When the girl returns, the grandmother will ask her, “How was school?”

“It was good,” she’ll answer. “But the boys behaved badly.”

“You must discipline them. Haven’t the others given you a caning stick?”

And then there will be a look of confusion. “I don’t understand.”

Dhamika’s English is good and she will translate for the girl. The boarder will nod her head. “Yes.
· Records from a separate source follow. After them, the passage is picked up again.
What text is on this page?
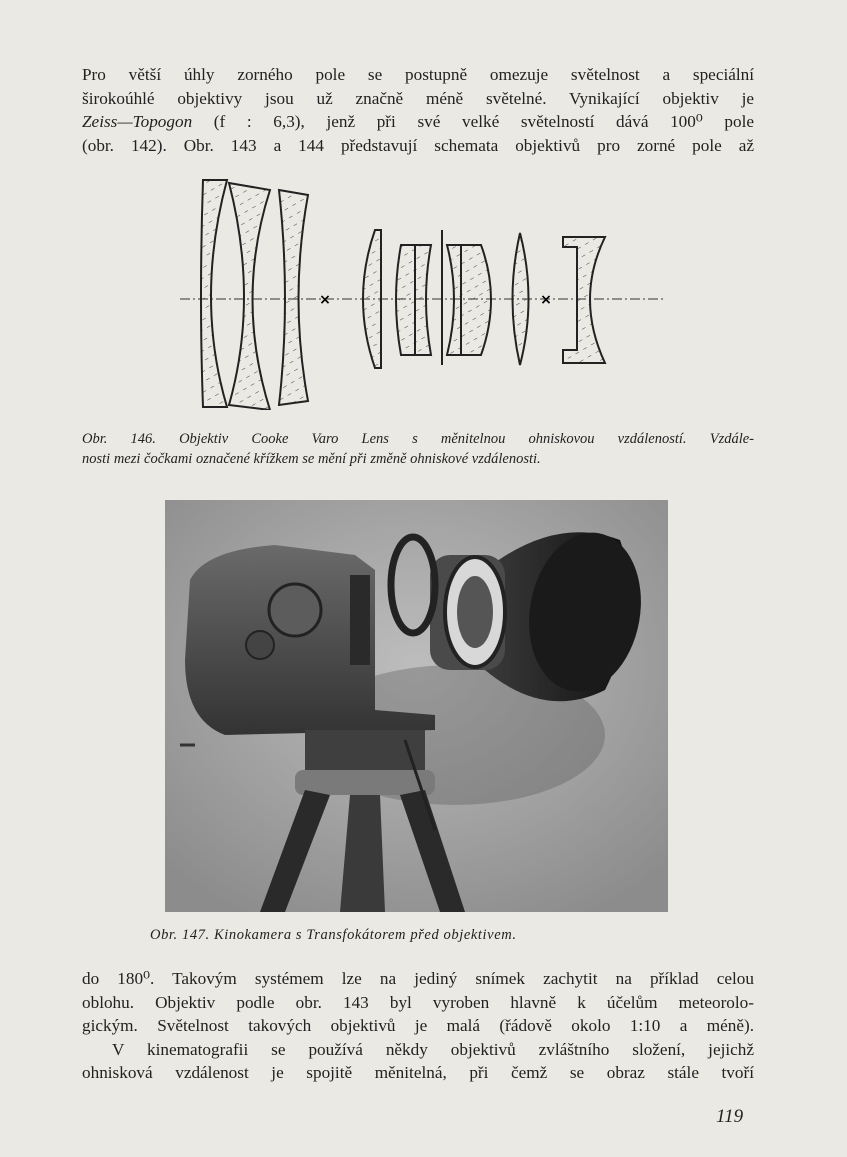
Pro větší úhly zorného pole se postupně omezuje světelnost a speciální
širokoúhlé objektivy jsou už značně méně světelné. Vynikající objektiv je
Zeiss—Topogon (f : 6,3), jenž při své velké světelností dává 100⁰ pole
(obr. 142). Obr. 143 a 144 představují schemata objektivů pro zorné pole až

×	×

Obr. 146. Objektiv Cooke Varo Lens s měnitelnou ohniskovou vzdáleností. Vzdále-
nosti mezi čočkami označené křížkem se mění při změně ohniskové vzdálenosti.

Obr. 147. Kinokamera s Transfokátorem před objektivem.

do 180⁰. Takovým systémem lze na jediný snímek zachytit na příklad celou
oblohu. Objektiv podle obr. 143 byl vyroben hlavně k účelům meteorolo-
gickým. Světelnost takových objektivů je malá (řádově okolo 1:10 a méně).
V kinematografii se používá někdy objektivů zvláštního složení, jejichž
ohnisková vzdálenost je spojitě měnitelná, při čemž se obraz stále tvoří

119
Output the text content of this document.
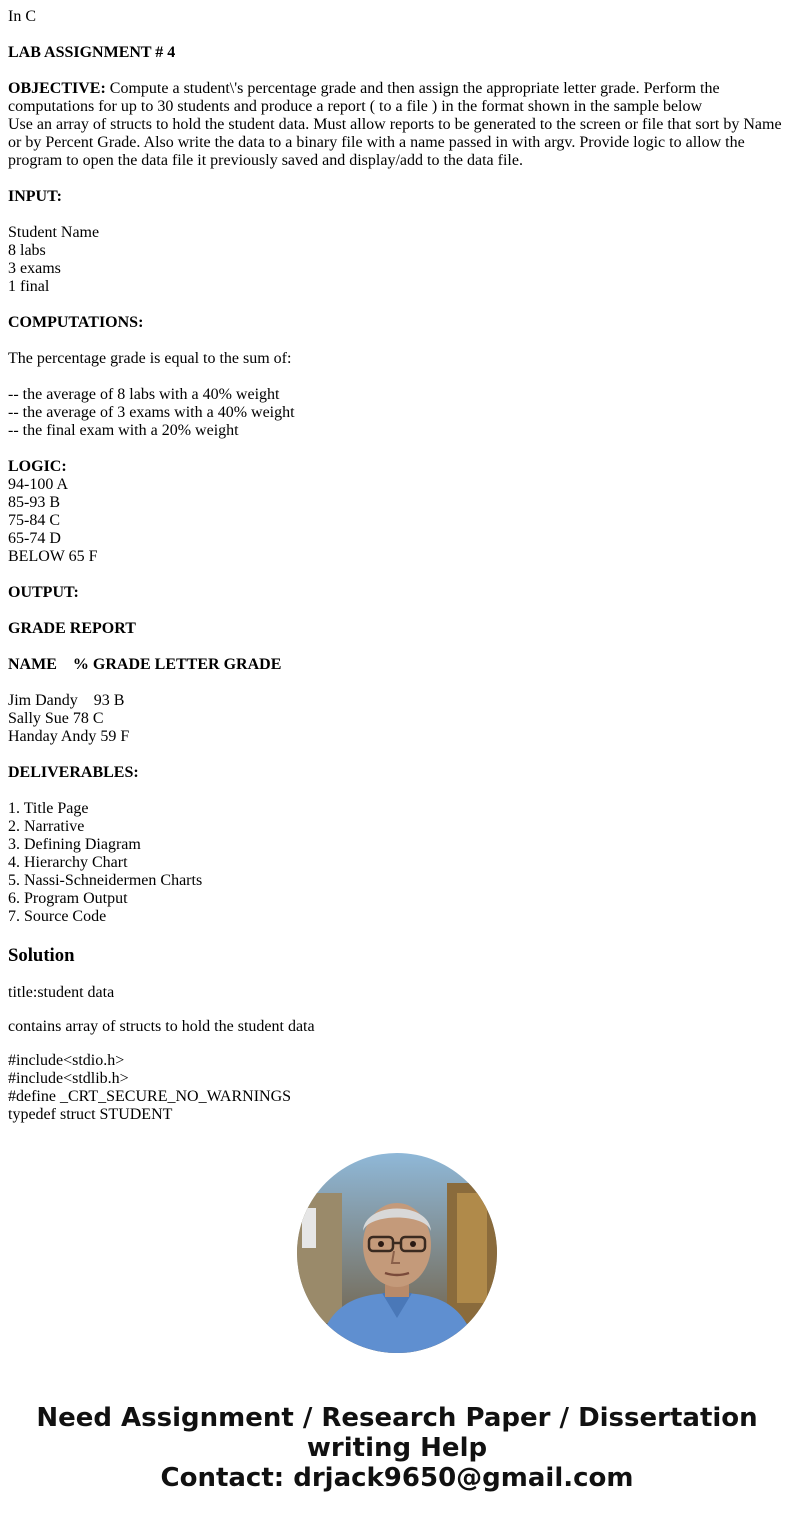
In C
LAB ASSIGNMENT # 4
OBJECTIVE: Compute a student\'s percentage grade and then assign the appropriate letter grade. Perform the computations for up to 30 students and produce a report ( to a file ) in the format shown in the sample below
Use an array of structs to hold the student data. Must allow reports to be generated to the screen or file that sort by Name or by Percent Grade. Also write the data to a binary file with a name passed in with argv. Provide logic to allow the program to open the data file it previously saved and display/add to the data file.
INPUT:
Student Name
8 labs
3 exams
1 final
COMPUTATIONS:
The percentage grade is equal to the sum of:
-- the average of 8 labs with a 40% weight
-- the average of 3 exams with a 40% weight
-- the final exam with a 20% weight
LOGIC:
94-100 A
85-93 B
75-84 C
65-74 D
BELOW 65 F
OUTPUT:
GRADE REPORT
NAME    % GRADE LETTER GRADE
Jim Dandy    93 B
Sally Sue 78 C
Handay Andy 59 F
DELIVERABLES:
1. Title Page
2. Narrative
3. Defining Diagram
4. Hierarchy Chart
5. Nassi-Schneidermen Charts
6. Program Output
7. Source Code
Solution

title:student data

contains array of structs to hold the student data

#include<stdio.h>
#include<stdlib.h>
#define _CRT_SECURE_NO_WARNINGS
typedef struct STUDENT
Need Assignment / Research Paper / Dissertation
writing Help
Contact: drjack9650@gmail.com
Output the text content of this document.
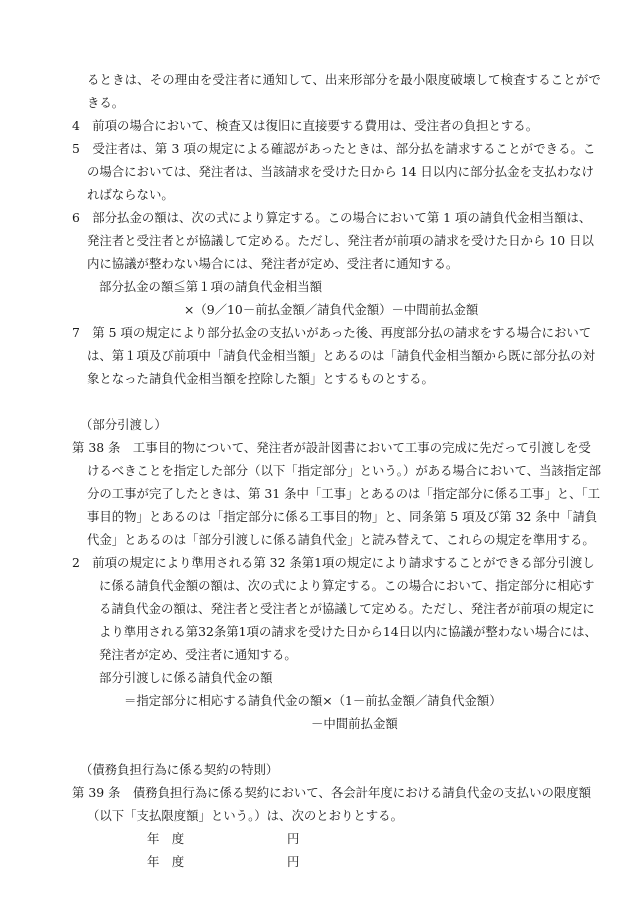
るときは、その理由を受注者に通知して、出来形部分を最小限度破壊して検査することがで

きる。

4　前項の場合において、検査又は復旧に直接要する費用は、受注者の負担とする。

5　受注者は、第 3 項の規定による確認があったときは、部分払を請求することができる。こ

の場合においては、発注者は、当該請求を受けた日から 14 日以内に部分払金を支払わなけ

ればならない。

6　部分払金の額は、次の式により算定する。この場合において第 1 項の請負代金相当額は、

発注者と受注者とが協議して定める。ただし、発注者が前項の請求を受けた日から 10 日以

内に協議が整わない場合には、発注者が定め、受注者に通知する。

部分払金の額≦第１項の請負代金相当額

×（9／10－前払金額／請負代金額）－中間前払金額

7　第 5 項の規定により部分払金の支払いがあった後、再度部分払の請求をする場合において

は、第１項及び前項中「請負代金相当額」とあるのは「請負代金相当額から既に部分払の対

象となった請負代金相当額を控除した額」とするものとする。

（部分引渡し）

第 38 条　工事目的物について、発注者が設計図書において工事の完成に先だって引渡しを受

けるべきことを指定した部分（以下「指定部分」という。）がある場合において、当該指定部

分の工事が完了したときは、第 31 条中「工事」とあるのは「指定部分に係る工事」と、「工

事目的物」とあるのは「指定部分に係る工事目的物」と、同条第 5 項及び第 32 条中「請負

代金」とあるのは「部分引渡しに係る請負代金」と読み替えて、これらの規定を準用する。

2　前項の規定により準用される第 32 条第1項の規定により請求することができる部分引渡し

に係る請負代金額の額は、次の式により算定する。この場合において、指定部分に相応す

る請負代金の額は、発注者と受注者とが協議して定める。ただし、発注者が前項の規定に

より準用される第32条第1項の請求を受けた日から14日以内に協議が整わない場合には、

発注者が定め、受注者に通知する。

部分引渡しに係る請負代金の額

＝指定部分に相応する請負代金の額×（1－前払金額／請負代金額）

－中間前払金額

（債務負担行為に係る契約の特則）

第 39 条　債務負担行為に係る契約において、各会計年度における請負代金の支払いの限度額

（以下「支払限度額」という。）は、次のとおりとする。

年　度	円

年　度	円
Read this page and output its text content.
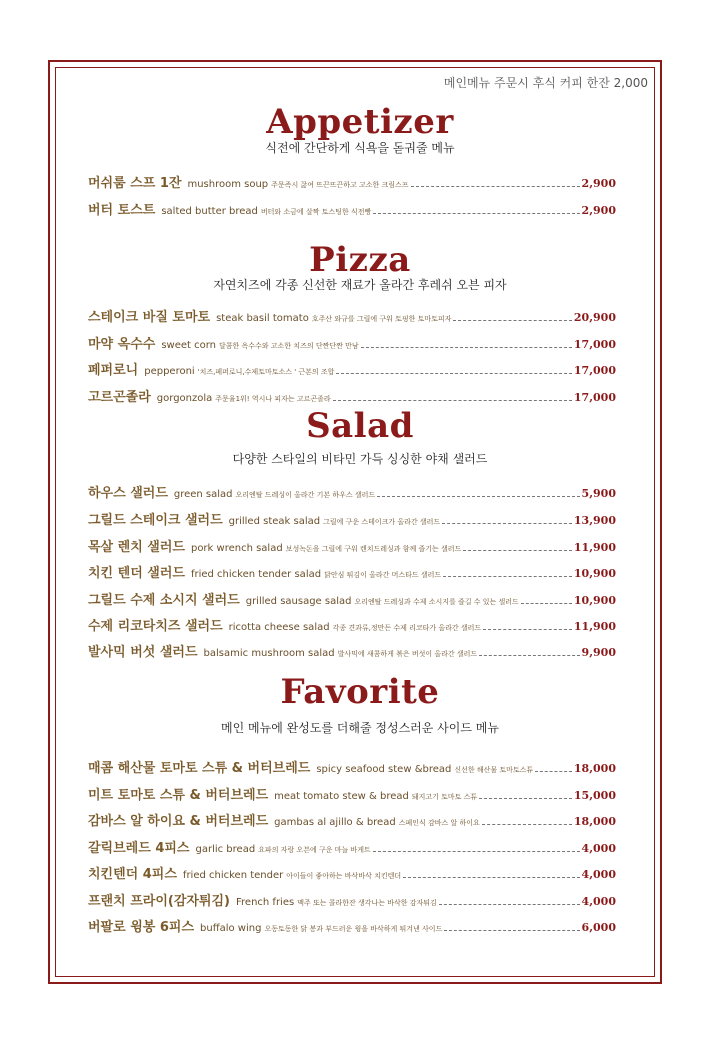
메인메뉴 주문시 후식 커피 한잔 2,000
Appetizer
식전에 간단하게 식욕을 돋궈줄 메뉴
머쉬룸 스프 1잔 mushroom soup 주문즉시 끓여 뜨끈뜨끈하고 고소한 크림스프	2,900
버터 토스트 salted butter bread 버터와 소금에 살짝 토스팅한 식전빵	2,900
Pizza
자연치즈에 각종 신선한 재료가 올라간 후레쉬 오븐 피자
스테이크 바질 토마토 steak basil tomato 호주산 와규를 그릴에 구워 토핑한 토마토피자	20,900
마약 옥수수 sweet corn 달콤한 옥수수와 고소한 치즈의 단짠단짠 만남	17,000
페퍼로니 pepperoni '치즈,페퍼로니,수제토마토소스 ' 근본의 조합	17,000
고르곤졸라 gorgonzola 주문율1위! 역시나 피자는 고르곤졸라	17,000
Salad
다양한 스타일의 비타민 가득 싱싱한 야채 샐러드
하우스 샐러드 green salad 오리엔탈 드레싱이 올라간 기본 하우스 샐러드	5,900
그릴드 스테이크 샐러드 grilled steak salad 그릴에 구운 스테이크가 올라간 샐러드	13,900
목살 렌치 샐러드 pork wrench salad 보성녹돈을 그릴에 구워 렌치드레싱과 함께 즐기는 샐러드	11,900
치킨 텐더 샐러드 fried chicken tender salad 닭안심 튀김이 올라간 머스타드 샐러드	10,900
그릴드 수제 소시지 샐러드 grilled sausage salad 오리엔탈 드레싱과 수제 소시지를 즐길 수 있는 샐러드	10,900
수제 리코타치즈 샐러드 ricotta cheese salad 각종 견과류,정만든 수제 리코타가 올라간 샐러드	11,900
발사믹 버섯 샐러드 balsamic mushroom salad 발사믹에 새콤하게 볶은 버섯이 올라간 샐러드	9,900
Favorite
메인 메뉴에 완성도를 더해줄 정성스러운 사이드 메뉴
매콤 해산물 토마토 스튜 & 버터브레드 spicy seafood stew &bread 신선한 해산물 토마토스튜	18,000
미트 토마토 스튜 & 버터브레드 meat tomato stew & bread 돼지고기 토마토 스튜	15,000
감바스 알 하이요 & 버터브레드 gambas al ajillo & bread 스페인식 감바스 알 하이요	18,000
갈릭브레드 4피스 garlic bread 요파의 자랑 오븐에 구운 마늘 바게트	4,000
치킨텐더 4피스 fried chicken tender 아이들이 좋아하는 바삭바삭 치킨텐더	4,000
프랜치 프라이(감자튀김) French fries 맥주 또는 콜라한잔 생각나는 바삭한 감자튀김	4,000
버팔로 윙봉 6피스 buffalo wing 오동토동한 닭 봉과 부드러운 윙을 바삭하게 튀겨낸 사이드	6,000
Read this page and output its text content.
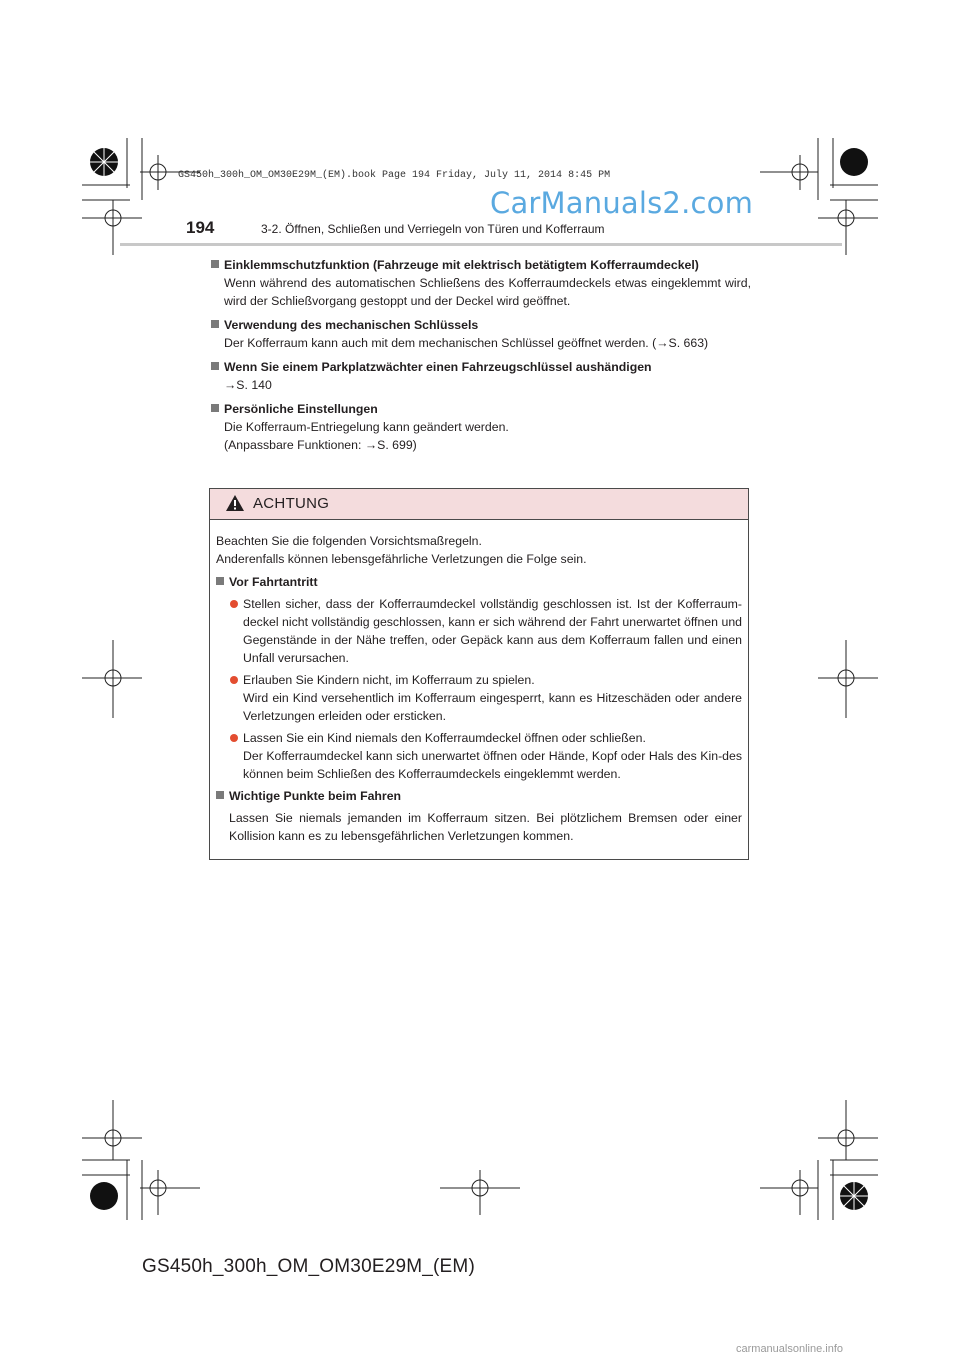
GS450h_300h_OM_OM30E29M_(EM).book Page 194 Friday, July 11, 2014 8:45 PM
CarManuals2.com
194	3-2. Öffnen, Schließen und Verriegeln von Türen und Kofferraum
Einklemmschutzfunktion (Fahrzeuge mit elektrisch betätigtem Kofferraumdeckel)
Wenn während des automatischen Schließens des Kofferraumdeckels etwas eingeklemmt wird, wird der Schließvorgang gestoppt und der Deckel wird geöffnet.
Verwendung des mechanischen Schlüssels
Der Kofferraum kann auch mit dem mechanischen Schlüssel geöffnet werden. (→S. 663)
Wenn Sie einem Parkplatzwächter einen Fahrzeugschlüssel aushändigen
→S. 140
Persönliche Einstellungen
Die Kofferraum-Entriegelung kann geändert werden.
(Anpassbare Funktionen: →S. 699)
ACHTUNG
Beachten Sie die folgenden Vorsichtsmaßregeln.
Anderenfalls können lebensgefährliche Verletzungen die Folge sein.
Vor Fahrtantritt
Stellen sicher, dass der Kofferraumdeckel vollständig geschlossen ist. Ist der Kofferraum-deckel nicht vollständig geschlossen, kann er sich während der Fahrt unerwartet öffnen und Gegenstände in der Nähe treffen, oder Gepäck kann aus dem Kofferraum fallen und einen Unfall verursachen.
Erlauben Sie Kindern nicht, im Kofferraum zu spielen.
Wird ein Kind versehentlich im Kofferraum eingesperrt, kann es Hitzeschäden oder andere Verletzungen erleiden oder ersticken.
Lassen Sie ein Kind niemals den Kofferraumdeckel öffnen oder schließen.
Der Kofferraumdeckel kann sich unerwartet öffnen oder Hände, Kopf oder Hals des Kin-des können beim Schließen des Kofferraumdeckels eingeklemmt werden.
Wichtige Punkte beim Fahren
Lassen Sie niemals jemanden im Kofferraum sitzen. Bei plötzlichem Bremsen oder einer Kollision kann es zu lebensgefährlichen Verletzungen kommen.
GS450h_300h_OM_OM30E29M_(EM)
carmanualsonline.info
But I’d rather not use it.” Dhamika will then take the girl into the kitchen with her to shave coconut and boil rice. Their muffled words will travel toward the old woman, distant and unfamiliar. And slowly, the evening will come, its darkness bringing comfort, an end to the day.

At night, as she waits for sleep, the old woman counts the things she once had, but has lost. She gathers her memories around her like her useless bedsheet that never completely wards off the chill. She starts with people, those lost or almost forgotten. Her husband, the shopkeeper, the drinker, the joker. Her daughter, married and moved away, too busy or lazy to visit. Her school staff, some dead, some just old and doing their own counting. Her son, slowly slipping away from her, right in her own home under her blurry gaze. More and more impatient, his large body leaning over his wife’s garden. Then the old woman counts her things, her former possessions. Her house, the Ford, the store, her sight, her right toe, her independence, her cleverness. The old woman counts until she is tired of counting, until the radio floods her ears. And then she is asleep.